Distinctly Italian food with a local characteristic all its own
In central Italy, Abruzzo sits neatly perched between the country’s aristocratic northern regions and the steamy south. It’s a gorgeous middle ground of sweeping mountain vistas, temperate weather, and green abundance—fully half of the region’s territory is protected parkland and nature preserves, more than anywhere else in Europe.
Unlike in many other Italian regions, Abruzzo’s local food traditions were historically sheltered from influence from other cultures, making the food here distinctly Italian but with a local characteristic all its own. In fact, it was in the small Abruzzo town of Villa Santa Maria that the first Italian cooking school was established in the 16th century, giving the town the nickname “The Home of Chefs.” Every October, it hosts the Sagra dei Cuochi, the “festival of chefs,” where tens of thousands of Italian chefs gather to share ideas and, of course, plenty of food!
If you’re planning a trip to Abruzzo, these are the traditional local delicacies that can’t be missed:
Spaghetti alla chitarra:
No visit to Abruzzo would be complete without a taste of its most famous pasta. Traditionally made by pressing pasta dough through a wooden frame strung tightly with wires called a chitarra (literally "guitar"), these squared-off spaghetti are a favorite in the region. You’ll usually find it tossed with a meaty ragù Abruzzese, featuring lamb and pork, or with tiny polpettine (meatballs), as is the tradition in the province of Teramo.
These grilled lamb skewers are a favorite street food across the region. Also known as arrustelle in the local dialect, they are cooked over charcoal on specially built elongated grills that can hold dozens of the tasty skewers at once. Arrosticini was once a staple food for the shepherds who tended their flocks on Abruzzo’s many mountainsides, a way to use up the poorer quality meat that they couldn’t sell.
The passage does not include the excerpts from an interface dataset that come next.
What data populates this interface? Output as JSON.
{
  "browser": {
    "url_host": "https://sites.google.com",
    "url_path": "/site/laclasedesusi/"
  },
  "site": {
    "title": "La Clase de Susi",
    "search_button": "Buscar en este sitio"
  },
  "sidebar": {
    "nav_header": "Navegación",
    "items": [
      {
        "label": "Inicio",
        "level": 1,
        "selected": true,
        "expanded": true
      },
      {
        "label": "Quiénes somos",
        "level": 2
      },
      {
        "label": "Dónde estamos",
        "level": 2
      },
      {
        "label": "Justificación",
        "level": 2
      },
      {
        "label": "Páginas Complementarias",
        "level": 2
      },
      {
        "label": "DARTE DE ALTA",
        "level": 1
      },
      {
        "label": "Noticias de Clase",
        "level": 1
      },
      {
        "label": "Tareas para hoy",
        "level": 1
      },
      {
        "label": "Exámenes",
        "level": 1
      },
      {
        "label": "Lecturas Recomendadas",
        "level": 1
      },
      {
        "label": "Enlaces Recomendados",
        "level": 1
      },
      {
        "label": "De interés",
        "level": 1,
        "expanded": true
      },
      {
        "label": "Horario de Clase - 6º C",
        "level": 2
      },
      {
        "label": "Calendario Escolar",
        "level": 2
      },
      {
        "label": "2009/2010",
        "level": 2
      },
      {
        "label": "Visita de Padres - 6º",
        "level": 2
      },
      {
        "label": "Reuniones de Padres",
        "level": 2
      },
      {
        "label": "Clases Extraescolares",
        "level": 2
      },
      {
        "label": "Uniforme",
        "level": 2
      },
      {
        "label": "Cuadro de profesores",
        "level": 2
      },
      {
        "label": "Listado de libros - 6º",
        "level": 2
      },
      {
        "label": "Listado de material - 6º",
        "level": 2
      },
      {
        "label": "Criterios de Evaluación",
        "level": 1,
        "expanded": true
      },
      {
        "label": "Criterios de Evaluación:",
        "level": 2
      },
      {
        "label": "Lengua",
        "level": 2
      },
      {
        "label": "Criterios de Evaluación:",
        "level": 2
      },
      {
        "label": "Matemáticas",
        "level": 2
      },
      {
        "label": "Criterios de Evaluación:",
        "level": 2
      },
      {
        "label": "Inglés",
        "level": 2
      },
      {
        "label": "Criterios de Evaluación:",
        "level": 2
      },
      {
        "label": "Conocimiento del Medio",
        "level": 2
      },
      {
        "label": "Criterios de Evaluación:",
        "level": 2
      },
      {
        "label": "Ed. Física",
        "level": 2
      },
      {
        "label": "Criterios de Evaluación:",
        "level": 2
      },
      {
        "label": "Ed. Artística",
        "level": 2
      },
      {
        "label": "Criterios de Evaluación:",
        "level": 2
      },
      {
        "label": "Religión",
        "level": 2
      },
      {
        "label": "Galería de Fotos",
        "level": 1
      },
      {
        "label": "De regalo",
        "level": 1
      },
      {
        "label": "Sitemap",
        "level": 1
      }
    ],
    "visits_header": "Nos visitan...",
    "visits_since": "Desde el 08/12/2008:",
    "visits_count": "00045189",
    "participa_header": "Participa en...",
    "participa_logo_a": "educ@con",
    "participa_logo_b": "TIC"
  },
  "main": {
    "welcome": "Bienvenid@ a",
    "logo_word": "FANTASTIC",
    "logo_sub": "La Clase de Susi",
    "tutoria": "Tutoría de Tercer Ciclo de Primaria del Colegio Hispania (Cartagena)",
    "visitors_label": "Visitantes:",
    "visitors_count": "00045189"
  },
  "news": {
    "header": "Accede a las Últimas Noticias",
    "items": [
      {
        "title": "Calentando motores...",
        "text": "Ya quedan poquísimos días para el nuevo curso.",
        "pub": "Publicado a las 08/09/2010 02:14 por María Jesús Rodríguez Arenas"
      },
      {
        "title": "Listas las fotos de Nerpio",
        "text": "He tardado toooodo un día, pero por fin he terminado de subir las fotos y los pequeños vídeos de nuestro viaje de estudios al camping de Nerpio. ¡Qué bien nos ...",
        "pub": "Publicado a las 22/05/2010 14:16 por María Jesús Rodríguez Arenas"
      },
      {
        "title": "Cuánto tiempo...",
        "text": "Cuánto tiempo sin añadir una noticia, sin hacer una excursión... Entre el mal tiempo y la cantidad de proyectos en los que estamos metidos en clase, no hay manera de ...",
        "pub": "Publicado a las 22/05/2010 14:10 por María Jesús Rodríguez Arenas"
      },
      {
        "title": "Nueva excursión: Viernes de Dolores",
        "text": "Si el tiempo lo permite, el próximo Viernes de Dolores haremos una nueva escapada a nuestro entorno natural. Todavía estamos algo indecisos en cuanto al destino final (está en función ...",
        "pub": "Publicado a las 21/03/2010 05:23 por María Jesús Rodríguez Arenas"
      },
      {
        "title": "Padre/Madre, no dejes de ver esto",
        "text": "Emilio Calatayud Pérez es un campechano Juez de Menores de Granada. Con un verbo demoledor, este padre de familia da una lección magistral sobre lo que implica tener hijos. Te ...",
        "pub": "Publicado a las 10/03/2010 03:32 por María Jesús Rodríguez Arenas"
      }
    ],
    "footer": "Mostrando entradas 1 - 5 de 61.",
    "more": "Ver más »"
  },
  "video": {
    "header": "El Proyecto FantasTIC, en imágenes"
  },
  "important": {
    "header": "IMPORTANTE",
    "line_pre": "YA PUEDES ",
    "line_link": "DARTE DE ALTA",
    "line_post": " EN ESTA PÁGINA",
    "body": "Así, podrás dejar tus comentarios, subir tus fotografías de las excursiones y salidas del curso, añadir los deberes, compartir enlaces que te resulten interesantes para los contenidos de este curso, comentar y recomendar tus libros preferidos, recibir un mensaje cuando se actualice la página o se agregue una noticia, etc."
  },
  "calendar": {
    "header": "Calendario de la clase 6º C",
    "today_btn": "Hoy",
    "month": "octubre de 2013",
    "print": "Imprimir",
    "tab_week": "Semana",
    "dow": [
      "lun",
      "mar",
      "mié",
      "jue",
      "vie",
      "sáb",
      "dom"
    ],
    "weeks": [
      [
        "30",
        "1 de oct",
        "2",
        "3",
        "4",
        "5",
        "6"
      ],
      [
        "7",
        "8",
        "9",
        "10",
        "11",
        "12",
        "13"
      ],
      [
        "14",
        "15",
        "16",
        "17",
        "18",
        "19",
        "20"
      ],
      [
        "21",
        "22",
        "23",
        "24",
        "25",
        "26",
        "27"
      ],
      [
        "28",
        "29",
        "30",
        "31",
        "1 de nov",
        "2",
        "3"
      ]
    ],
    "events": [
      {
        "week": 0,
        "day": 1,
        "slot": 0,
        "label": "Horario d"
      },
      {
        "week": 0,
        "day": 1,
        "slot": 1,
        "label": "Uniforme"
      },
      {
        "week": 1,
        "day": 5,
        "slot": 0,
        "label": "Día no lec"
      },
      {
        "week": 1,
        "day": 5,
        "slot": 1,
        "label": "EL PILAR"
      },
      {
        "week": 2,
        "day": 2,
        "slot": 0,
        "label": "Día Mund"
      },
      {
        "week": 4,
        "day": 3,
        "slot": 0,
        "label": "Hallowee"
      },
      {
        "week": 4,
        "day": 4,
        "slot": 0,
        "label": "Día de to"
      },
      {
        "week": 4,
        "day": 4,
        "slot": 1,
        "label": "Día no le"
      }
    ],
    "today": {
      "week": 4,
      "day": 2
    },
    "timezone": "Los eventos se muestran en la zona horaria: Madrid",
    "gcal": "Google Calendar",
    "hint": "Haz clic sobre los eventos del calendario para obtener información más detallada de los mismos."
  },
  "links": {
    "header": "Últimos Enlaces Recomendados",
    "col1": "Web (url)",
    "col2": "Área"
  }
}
Today, however, they’re a beloved delicacy that uses tender, well-marbled cuts with plenty of fat for a luscious, filling bite.
Confetti di Sulmona:
Often known here as Jordan almonds, these colorful, candy-coated almonds are a specialty of the ancient Abruzzese town of Sulmona. They’ve been crafted here in dozens of dazzling colors since the 15th century, and are traditionally handed out at weddings and other celebrations, or crafted into cheerful
flower-shaped centerpieces. There’s even a museum in Sulmona dedicated to the history of the crunchy treat.
Brodetto alla pescarese:
With miles of coastline on the Adriatic sea, Abruzzo has its share of delectable seafood dishes. One of the most popular is this seafood stew from the city of Pescara, which was historically a small fishing village. Mixed seafood is slow-cooked with tomatoes, local herbs, and a hint of peperoncini for a spicy, soul-satisfying meal.
Photo credit: Abruzzo Tourism Board abruzzoturismo.it
Sise delle monache:
This light, fluffy dessert from the town of Guardiagrele is distinctive for its three peaks of sponge cake on top of a layer of sweet lemon zest-scented custard cream. It’s said to imitate the three tallest peaks of the Majella mountains that tower over the hillside town, and is usually showered with powdered sugar like snow on the mountaintop.